# Y-Achse des Handlings fällt ungebremst nach unten



## Zonder (10 Dezember 2010)

Hallo Leute, habe ein riesen Problem bei einer Anlage mit einem Handling bestehend aus Z-Achse und Y-Achse mit SEW Servo Motoren und SEW Umrichtern. 
Das Problem ist das manchmal die Y-Achse (fährt rauf und runter + hat ein hohes Gewicht) komplett nach unten fällt, so wie der Kunde es geäusert hat pasiert es wenn z.B. die Schutztür geöffnet wird oder Automatik Betrieb verlassen wird.
Normalerweise müsste doch die Bremse sofort einspringen oder sehe ich da was falsch? Ich benutze den Standart Baustein "Erweiterte Buspositionierung" von der SEW Homepage.

Des weiteren hat der Kunde gesagt das mehrmals am Tag die Störmeldung kommt das der Servomotor nicht referenziert ist, und das mitten im Automatikablauf, wo keine Referenzfahrt durchgeführt wird. Die Einrichter drücken dann 2 sek auf Störung quittieren und dann hat der Umrichter auf einmal wieder seine referenz :icon_eek:

Ach ja die Motoren haben einen Absolutwertgeber.


Bitte um Hilfe.


----------



## rostiger Nagel (10 Dezember 2010)

Grundsätzlich kann die Achse ja abfallen wenn Sie aus der Regelung geht,
das kann passieren wenn du Sie Spannungslos machst, Sicheren Halt weg-
nimmst oder die Freigabe wegschaltest ( das geht auch über die Busposi ).
Dann sollte eigendlich die Hardwarebremse einfallen, diese kann vom Regler
direkt angesteuert werden, hast du diese Richtig verdrahtet und auch richtig
Parametriert.
Wie ist es mit der Dimensonierung deiner Achse bzw. mit der Bremse ist diese
richtig ausgelegt?
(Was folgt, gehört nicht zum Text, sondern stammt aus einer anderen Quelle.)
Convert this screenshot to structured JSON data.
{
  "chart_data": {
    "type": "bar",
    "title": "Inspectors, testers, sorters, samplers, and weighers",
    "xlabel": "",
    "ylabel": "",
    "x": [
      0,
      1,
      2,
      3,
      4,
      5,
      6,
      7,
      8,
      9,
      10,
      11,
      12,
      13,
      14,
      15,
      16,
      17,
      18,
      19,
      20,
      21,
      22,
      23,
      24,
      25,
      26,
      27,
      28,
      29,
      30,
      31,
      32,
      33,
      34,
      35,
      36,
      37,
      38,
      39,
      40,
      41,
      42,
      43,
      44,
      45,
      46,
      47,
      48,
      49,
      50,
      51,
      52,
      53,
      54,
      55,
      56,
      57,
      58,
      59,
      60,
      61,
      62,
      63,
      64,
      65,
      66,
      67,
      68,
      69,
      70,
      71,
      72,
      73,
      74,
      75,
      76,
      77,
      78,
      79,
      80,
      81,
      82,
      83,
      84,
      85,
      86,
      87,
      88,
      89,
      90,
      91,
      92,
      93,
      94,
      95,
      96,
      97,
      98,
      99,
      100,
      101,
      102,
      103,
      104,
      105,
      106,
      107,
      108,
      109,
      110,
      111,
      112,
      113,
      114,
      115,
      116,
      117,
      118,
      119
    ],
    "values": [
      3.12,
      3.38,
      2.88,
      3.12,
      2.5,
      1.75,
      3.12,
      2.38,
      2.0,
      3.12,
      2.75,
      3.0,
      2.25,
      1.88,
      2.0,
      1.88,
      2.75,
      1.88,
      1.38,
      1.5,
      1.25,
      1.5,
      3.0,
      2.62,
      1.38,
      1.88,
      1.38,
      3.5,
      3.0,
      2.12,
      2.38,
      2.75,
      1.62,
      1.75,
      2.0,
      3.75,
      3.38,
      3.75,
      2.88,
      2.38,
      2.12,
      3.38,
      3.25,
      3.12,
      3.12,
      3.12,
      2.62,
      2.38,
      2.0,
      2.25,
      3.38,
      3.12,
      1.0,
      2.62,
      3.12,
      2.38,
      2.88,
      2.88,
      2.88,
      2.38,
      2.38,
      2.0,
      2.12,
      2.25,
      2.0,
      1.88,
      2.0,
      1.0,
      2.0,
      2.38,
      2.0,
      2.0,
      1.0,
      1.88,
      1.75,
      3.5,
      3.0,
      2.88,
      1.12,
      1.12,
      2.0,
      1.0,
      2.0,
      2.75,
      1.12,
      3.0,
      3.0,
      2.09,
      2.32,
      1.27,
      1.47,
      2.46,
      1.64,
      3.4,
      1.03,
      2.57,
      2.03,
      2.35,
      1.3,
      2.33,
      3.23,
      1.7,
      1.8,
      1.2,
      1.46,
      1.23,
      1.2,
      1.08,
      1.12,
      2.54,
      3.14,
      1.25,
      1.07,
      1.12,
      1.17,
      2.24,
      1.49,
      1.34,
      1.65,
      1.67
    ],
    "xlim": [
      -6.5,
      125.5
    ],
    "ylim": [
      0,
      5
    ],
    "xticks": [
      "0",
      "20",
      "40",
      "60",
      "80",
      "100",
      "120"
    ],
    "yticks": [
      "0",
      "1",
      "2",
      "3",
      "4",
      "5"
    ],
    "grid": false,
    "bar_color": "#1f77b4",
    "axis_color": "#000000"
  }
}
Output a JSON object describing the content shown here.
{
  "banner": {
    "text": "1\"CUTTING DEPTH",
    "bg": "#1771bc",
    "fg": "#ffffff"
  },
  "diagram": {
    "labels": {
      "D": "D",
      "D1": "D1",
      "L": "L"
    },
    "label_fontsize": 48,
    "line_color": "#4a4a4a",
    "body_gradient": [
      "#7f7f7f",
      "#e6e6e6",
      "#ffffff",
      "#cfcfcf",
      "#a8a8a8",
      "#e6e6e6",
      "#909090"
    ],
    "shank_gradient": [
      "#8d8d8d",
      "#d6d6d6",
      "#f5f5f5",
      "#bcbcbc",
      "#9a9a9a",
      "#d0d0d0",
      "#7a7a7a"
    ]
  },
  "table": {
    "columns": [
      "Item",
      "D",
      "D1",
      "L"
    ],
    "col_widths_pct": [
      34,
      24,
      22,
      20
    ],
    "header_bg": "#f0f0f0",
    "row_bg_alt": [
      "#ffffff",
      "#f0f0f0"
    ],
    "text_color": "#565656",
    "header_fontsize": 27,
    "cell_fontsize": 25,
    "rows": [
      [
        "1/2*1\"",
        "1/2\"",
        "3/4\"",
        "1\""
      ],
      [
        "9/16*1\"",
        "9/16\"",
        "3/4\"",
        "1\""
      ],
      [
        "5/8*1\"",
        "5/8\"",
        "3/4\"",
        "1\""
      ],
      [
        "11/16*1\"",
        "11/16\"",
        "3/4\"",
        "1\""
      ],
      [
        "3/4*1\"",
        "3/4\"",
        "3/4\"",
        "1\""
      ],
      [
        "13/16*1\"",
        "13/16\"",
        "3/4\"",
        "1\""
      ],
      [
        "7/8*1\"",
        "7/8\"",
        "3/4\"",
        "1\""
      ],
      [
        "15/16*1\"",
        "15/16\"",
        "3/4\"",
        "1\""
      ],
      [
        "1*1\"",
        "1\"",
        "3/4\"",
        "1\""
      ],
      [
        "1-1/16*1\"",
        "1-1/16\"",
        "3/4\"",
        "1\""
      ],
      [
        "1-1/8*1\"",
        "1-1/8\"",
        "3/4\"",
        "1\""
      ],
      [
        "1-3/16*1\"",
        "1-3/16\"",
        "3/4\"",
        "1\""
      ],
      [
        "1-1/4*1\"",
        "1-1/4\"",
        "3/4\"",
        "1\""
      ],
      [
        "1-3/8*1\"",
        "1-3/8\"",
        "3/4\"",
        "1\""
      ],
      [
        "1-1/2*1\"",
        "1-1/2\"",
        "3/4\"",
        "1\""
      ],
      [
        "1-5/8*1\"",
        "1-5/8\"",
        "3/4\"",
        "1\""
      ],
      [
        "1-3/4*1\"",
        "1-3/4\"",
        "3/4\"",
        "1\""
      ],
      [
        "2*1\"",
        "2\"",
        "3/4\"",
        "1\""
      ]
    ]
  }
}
Ich meine ist die Bremse deiner Achse, in der Lage die Last
zu halten oder musst du vielleicht zusätzliche Maßnahmen ergreifen.


----------



## Ralle (10 Dezember 2010)

Also, der Verlust der Referenz bzw. die Fehlermeldung sollte mal untersucht werden. Normalerweise mußt du ja einen Servo mit Absolutwertgeber nicht wirklich referenzieren. Man kann es aber trotzdem tun, damit man z.Bsp beim Ausbau eines Motors nicht alles wieder einrichten muss. Nutzt du eigene Bausteine oder Standardbausteine von SEW? Ich würde mal zuerst nach einem Programmierfehler suchen. Was bei Automatik verlassen passieren soll mußt du festlegen und natürlich auch programmieren. Dazu solltest du mal genauere Aussagen machen, was programmtechnisch passiert. Beim Öffnen der Tür müsste ja sofort der Not-Halt wirksam werden. Aber damit der Servo auch Zeit hat eine Rampe runter zu fahren, muß man ihm zwar den Not-Halt geben (Schnellstop), aber nicht sofort komplett abschalten, sondern weiter bestromen. Oder hat auch SEW die Sicherheitsoption inzwischen im Servo integriert und ihr nutzt diese? Auch dazu solltest du noch etwas sagen. Wichtig ist es zu wissen, dass die mech. Bremsen i.d.R. nur Haltebremsen sind. Wenn man also ein paar Mal aus voller Fahrt die Haltebremse reinhaut und den Motor nicht elektrisch runterbremst, dann nimmt die Bremse durchaus Schaden. Wie schaltet ihr die Bremse? Macht ihr das selbst aus dem Programm heraus, macht das der Servo automatisch (üblich), ist ein Relais oder Schütz dazwischen, kann das hängen?


----------



## Senator42 (10 Dezember 2010)

> Störmeldung kommt das der Servomotor nicht referenziert


wie wird diese meldung kreirt? ist das ein bit vom servo? dann könnte vielleicht eine störung auf der geberleitung oder vom geber sein.
oder ist die meldung "selbst" gemacht, dann vielleicht ein logikfehler.

meine achsen mit abs. sind immer "ref.", bzw. synchron-mit-dem-geber.
zieht man die geberleitung, kommt ein geberfehler und die bremse fällt ein weil die reglerfreigabe aus geht.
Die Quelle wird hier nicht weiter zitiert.